In the long term, the MPC takes the position that funding should shift toward a user-based model not tied to fuel purchases, a position backed by transportation specialists nationally as vehicles become more efficient and travel levels fluctuate based on various factors such as the economy and gas prices.
"We must begin exploring a vehicle miles traveled fee today so that we can have full implementation by 2025," the group recommends.
The council has offered a larger menu of local and state funding options that include broadening the state's sales tax to cover services, establishing transit facility financing corridors similar to tax-increment financing districts, and enabling a congestion pricing system in the region.

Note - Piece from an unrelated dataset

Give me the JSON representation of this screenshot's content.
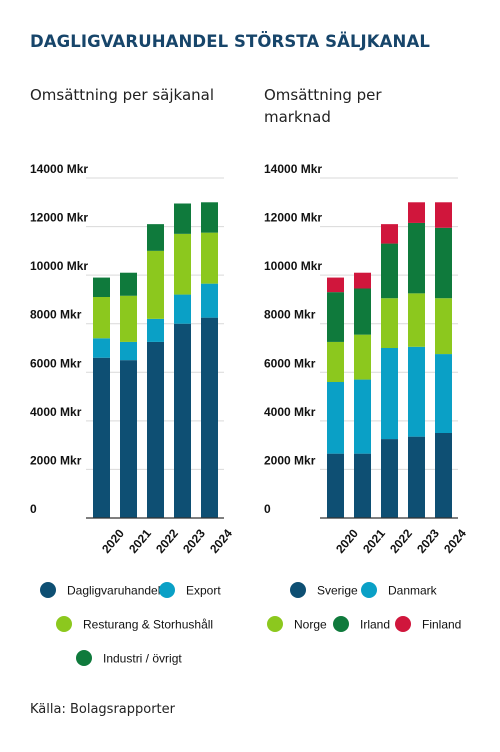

To help in the task of winning over political leaders and the public to support such hefty tax and fee increases, MPC sought to highlight the dwindling condition of the state's transportation infrastructure and toll it takes on the state's economy.
Since the last gas tax hike in 1991, state revenue earmarked for transportation has fallen to 8% from 13% of the budget. State roads had met the industry benchmark of at least 90% being in a state of good repair in 2010. That's down to less than 80% now and on track to fall to 60% in five years. Only two-thirds of the RTA system – which includes Chicago city buses and rapid transit trains, suburban commuter rail, and the suburban bus service – is in a state of good repair.
Absent new funding, the state's transportation infrastructure is on pace to fall to a 50% level by 2030, Reilly warned.
The increases would cost the average taxpayer $147 annually, but provide a big payoff due to the impact on quality of life issues stemming from traffic and vehicle damage, business travel, and the state's economy and job prospects. Studies have put the 10-year cost of those issues at $110 billion.
"This is what we need to do if we are going to make progress," Reilly said.
Reilly said civic and business support is needed to gain political traction. In response to audience questions over the chances of winning support, Reilly said the timing could work as part of broader budget solution.
He noted that in past years capital budgets have accompanied tax increases as a means of providing political cover for lawmakers.
"If and when there is a break in the logjam [over the state budget] I'm pretty sure it will include a capital bill," he said, stressing that the goal is to ensure that it's an adequate one that reflects the size of the region's needs.
Several pieces of the plan are included in legislation recently introduced by state Sen. Heather Steans, D-Chicago, in Senate Bill 3279. Steans also introduced legislation – Senate Bill 3277 – that would broaden the ability of local governments and agencies to enter into public-private partnerships. After a review by an office of public-private partnerships that would be part of the governor's administration, local entities could enter into a P3 to improve transportation assets, public buildings, public services, or other public assets.